Bolt now, he thought. And he tried it, but once again the man tackled him and held him tight. Yuri was strong for ten and this was an old man. But it was no good.

“Give up just for a moment, Yuri,” said the man. “Give up long enough for us to go to the bank and open the deposit box. Then we can decide what to do.”

And Yuri was soon crying, and letting the man lead him out of the hotel and into the waiting car, a fine German sedan. The bank was vaguely familiar to Yuri, but the people inside it were perfect strangers. Yuri watched in keen amazement as the white-haired Englishman explained everything, and soon the deposit box was opened, and Yuri was presented with the contents—several passports, the Japanese watch of his father, a thick envelope of lire and American dollars, and a packet of letters, one of which at least was addressed to his mother at a Rome address.

Yuri found himself powerfully excited to see these things, to touch them, to be close again in his mind to the moment when he and his mother had come here and she had placed everything in the box. After the bank men put all these articles into brown envelopes for him, he held these envelopes to his chest.

The Englishman led him back out and into the car, and within minutes they were making another stop. It was a small office, where the Englishman greeted a person familiar to him. Yuri saw a camera on a tripod. The man gestured for Yuri to stand in front of it.

“For what?” he asked sharply. He was still holding the brown envelopes. He stared angrily at the white-haired man and his friendly companion, who laughed now at Yuri as if Yuri were cute.

“For another passport,” said the Englishman in Italian. “None of those you have is exactly right.”

“This is no passport office,” said Yuri contemptuously.

“We arrange our own passports,” said the man. “We like it better that way. What name do you want to have? Or will you leave this to me? I would like you to cooperate, and then you can come to Amsterdam with me and see if you like it.”

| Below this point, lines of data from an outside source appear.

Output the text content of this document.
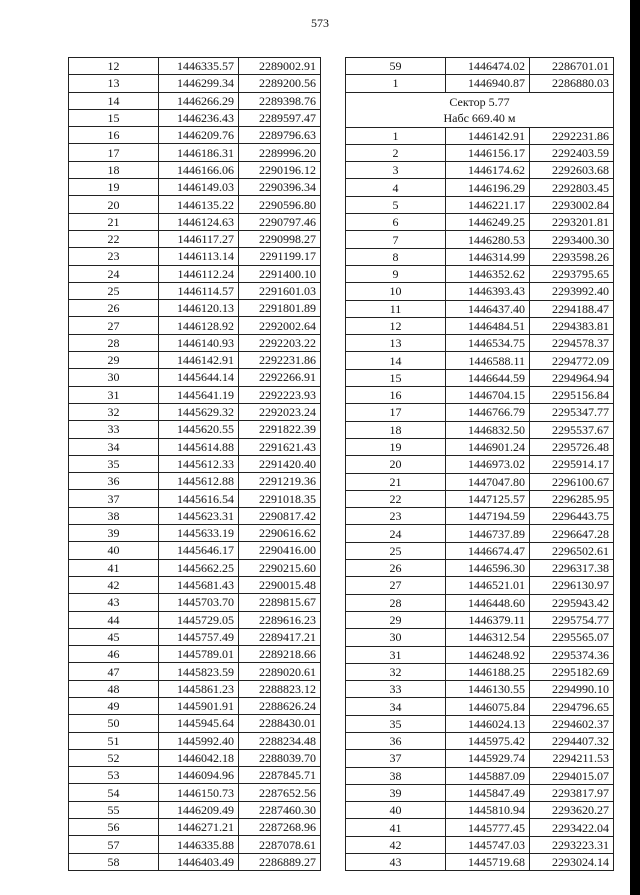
573
12	1446335.57	2289002.91
13	1446299.34	2289200.56
14	1446266.29	2289398.76
15	1446236.43	2289597.47
16	1446209.76	2289796.63
17	1446186.31	2289996.20
18	1446166.06	2290196.12
19	1446149.03	2290396.34
20	1446135.22	2290596.80
21	1446124.63	2290797.46
22	1446117.27	2290998.27
23	1446113.14	2291199.17
24	1446112.24	2291400.10
25	1446114.57	2291601.03
26	1446120.13	2291801.89
27	1446128.92	2292002.64
28	1446140.93	2292203.22
29	1446142.91	2292231.86
30	1445644.14	2292266.91
31	1445641.19	2292223.93
32	1445629.32	2292023.24
33	1445620.55	2291822.39
34	1445614.88	2291621.43
35	1445612.33	2291420.40
36	1445612.88	2291219.36
37	1445616.54	2291018.35
38	1445623.31	2290817.42
39	1445633.19	2290616.62
40	1445646.17	2290416.00
41	1445662.25	2290215.60
42	1445681.43	2290015.48
43	1445703.70	2289815.67
44	1445729.05	2289616.23
45	1445757.49	2289417.21
46	1445789.01	2289218.66
47	1445823.59	2289020.61
48	1445861.23	2288823.12
49	1445901.91	2288626.24
50	1445945.64	2288430.01
51	1445992.40	2288234.48
52	1446042.18	2288039.70
53	1446094.96	2287845.71
54	1446150.73	2287652.56
55	1446209.49	2287460.30
56	1446271.21	2287268.96
57	1446335.88	2287078.61
58	1446403.49	2286889.27
59	1446474.02	2286701.01
1	1446940.87	2286880.03

Сектор 5.77
Набс 669.40 м		

1	1446142.91	2292231.86
2	1446156.17	2292403.59
3	1446174.62	2292603.68
4	1446196.29	2292803.45
5	1446221.17	2293002.84
6	1446249.25	2293201.81
7	1446280.53	2293400.30
8	1446314.99	2293598.26
9	1446352.62	2293795.65
10	1446393.43	2293992.40
11	1446437.40	2294188.47
12	1446484.51	2294383.81
13	1446534.75	2294578.37
14	1446588.11	2294772.09
15	1446644.59	2294964.94
16	1446704.15	2295156.84
17	1446766.79	2295347.77
18	1446832.50	2295537.67
19	1446901.24	2295726.48
20	1446973.02	2295914.17
21	1447047.80	2296100.67
22	1447125.57	2296285.95
23	1447194.59	2296443.75
24	1446737.89	2296647.28
25	1446674.47	2296502.61
26	1446596.30	2296317.38
27	1446521.01	2296130.97
28	1446448.60	2295943.42
29	1446379.11	2295754.77
30	1446312.54	2295565.07
31	1446248.92	2295374.36
32	1446188.25	2295182.69
33	1446130.55	2294990.10
34	1446075.84	2294796.65
35	1446024.13	2294602.37
36	1445975.42	2294407.32
37	1445929.74	2294211.53
38	1445887.09	2294015.07
39	1445847.49	2293817.97
40	1445810.94	2293620.27
41	1445777.45	2293422.04
42	1445747.03	2293223.31
43	1445719.68	2293024.14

“No,” said Yuri. He remembered Andrew saying no doctors. “No police,” said Yuri. “No orphanages, no convents, no authorities. No!” He rattled off several other terms he knew for
such persons in Italian and Romanian and Russian. It all meant the same thing. “No jail!” he said.

“No, none of that,” said the man patiently. “You can come with me to our house in Amsterdam, and go and come as you like. This is a safe place, our house in Amsterdam. You will have a room of your own.”

A safe place. A room of his own.

“But who are you?” asked Yuri.

“Our name is the Talamasca,” the man said. “We are scholars, students if you please. We accumulate records; we are responsible for bearing witness to things. That is, we feel we are responsible. It’s what we do. I’ll explain all to you on the plane.”

“Mind readers,” said Yuri.

“Yes,” said the man. “And outcasts, and lonely ones, and ones sometimes who have no one else. And people who are better sometimes than others, much better sometimes. Like you. My name is Aaron Lightner. I wish you would come with me.